Any human being with any race, religion or culture has the right to live anywhere 


August 25, 2018 
John McCain, a Navy Admiral 's son and a Navy fighter pilot who ran for US president as a self-styled maverick Republican in 2008 and became a prominent critic for his Nation's national issues, a Patriot, died on Saturday, his office said. He was 81

McCain, a US senator from Arizona for over three decades, had been battling glioblastoma, an aggressive brain cancer, discovered by his doctors in July 2017, and had not been at the US Capitol in 2018. He also had surgery for an intestinal infection in April (2018).

A statement from his office said: "Senator John Sidney McCain III died at 4:28 p.m. on August 25, 2018. With the senator when he passed were his wife Cindy and their family. At his death, he had served the United States of America faithfully for sixty years." No further details were immediately provided.




August 24, 2018
Sen. John McCain (R-Ariz.) has chosen to discontinue medical treatment for brain cancer, citing the disease’s progress, his family announced Friday morning. 

The decision comes more than a year after the 81-year-old senator made public his diagnosis of an aggressive form of glioblastoma. McCain’s prognosis was serious, his family recalled in a statement provided to HuffPost.

“In the year since, John has surpassed expectations for his survival,” the statement said. “But the progress of disease and the inexorable advance of age render their verdict. With his usual strength of will, he has now chosen to discontinue medical treatment.”
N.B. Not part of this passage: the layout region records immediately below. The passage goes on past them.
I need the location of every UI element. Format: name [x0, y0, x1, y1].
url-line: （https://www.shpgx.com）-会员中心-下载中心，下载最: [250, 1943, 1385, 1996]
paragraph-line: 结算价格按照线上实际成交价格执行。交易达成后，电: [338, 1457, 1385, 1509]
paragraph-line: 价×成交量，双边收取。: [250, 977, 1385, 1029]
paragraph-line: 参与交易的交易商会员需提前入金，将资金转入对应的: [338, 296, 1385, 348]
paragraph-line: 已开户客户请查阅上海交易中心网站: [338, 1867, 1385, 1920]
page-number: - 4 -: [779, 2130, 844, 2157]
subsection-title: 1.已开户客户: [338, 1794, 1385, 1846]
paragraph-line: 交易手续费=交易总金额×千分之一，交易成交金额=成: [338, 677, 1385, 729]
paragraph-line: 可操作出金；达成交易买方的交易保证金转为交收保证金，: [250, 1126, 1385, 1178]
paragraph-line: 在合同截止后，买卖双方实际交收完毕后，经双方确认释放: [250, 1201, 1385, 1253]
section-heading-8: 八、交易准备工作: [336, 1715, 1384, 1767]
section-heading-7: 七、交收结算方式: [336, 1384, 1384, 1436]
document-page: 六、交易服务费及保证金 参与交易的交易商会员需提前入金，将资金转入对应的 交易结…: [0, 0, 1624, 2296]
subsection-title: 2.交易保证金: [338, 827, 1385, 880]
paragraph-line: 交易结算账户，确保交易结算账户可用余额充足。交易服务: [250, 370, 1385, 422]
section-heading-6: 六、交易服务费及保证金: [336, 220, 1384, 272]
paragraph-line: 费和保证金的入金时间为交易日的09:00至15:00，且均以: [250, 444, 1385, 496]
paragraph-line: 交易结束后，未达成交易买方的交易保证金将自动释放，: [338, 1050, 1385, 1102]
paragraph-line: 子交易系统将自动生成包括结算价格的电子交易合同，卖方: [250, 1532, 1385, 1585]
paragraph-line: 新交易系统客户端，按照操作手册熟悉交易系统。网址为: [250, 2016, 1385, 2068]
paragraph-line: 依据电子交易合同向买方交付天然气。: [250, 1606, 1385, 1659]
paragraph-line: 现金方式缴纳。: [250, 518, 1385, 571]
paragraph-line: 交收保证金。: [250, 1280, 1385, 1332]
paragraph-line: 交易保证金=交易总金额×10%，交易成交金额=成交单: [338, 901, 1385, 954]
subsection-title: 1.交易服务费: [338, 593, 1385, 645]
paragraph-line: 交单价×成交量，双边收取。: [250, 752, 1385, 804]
The senator has been treating the cancer primarily at the Mayo Clinic in his home state of Arizona. Doctors there confirmed the diagnosis last year after removing a blood clot above McCain’s left eye. 

McCain’s family initially released an optimistic statement to say the senator was “in good spirits.” His doctors said in the following months that he was responding well to treatment. 

“Our family is immensely grateful for the support and kindness of all his caregivers over the last year, and for the continuing outpouring of concern and affection from John’s many friends and associates, and the many thousands of people who are keeping him in their prayers,” the McCain family said. “God bless and thank you all.”

McCain has served in Congress for more than three decades after being elected to the House of Representatives in 1982. He became a senator in 1987 and has served as chairman of the Senate Commerce Committee and the Senate Armed Services Committee. Famously, he ran a presidential campaign in 2008 against Democratic candidate Barack Obama with then-Alaska Gov. Sarah Palin as his running mate. 

Upon his return to Capitol Hill just days after receiving his diagnosis, the longtime senator received a standing ovation

“I got very choked up,” McCain said of the moment in an interview on “60 Minutes.” “And then, of course, you know, all of them coming over and giving me a hug. It was deeply moving. I had never seen anything like that.”

He voted against President Donald Trump’s effort to repeal the Affordable Care Act with a dramatic thumbs-down gesture the president has since mocked at rallies. Several months later, in December, McCain was forced to miss a major vote on the Republican tax bill to undergo treatment in Arizona. 

McCain told “60 Minutes” that he accepted his diagnosis by telling his family, “[W]e’re going to do what we can, get the best doctors we can find and do the best we can. And at the same time, celebrate with gratitude a life well-lived.”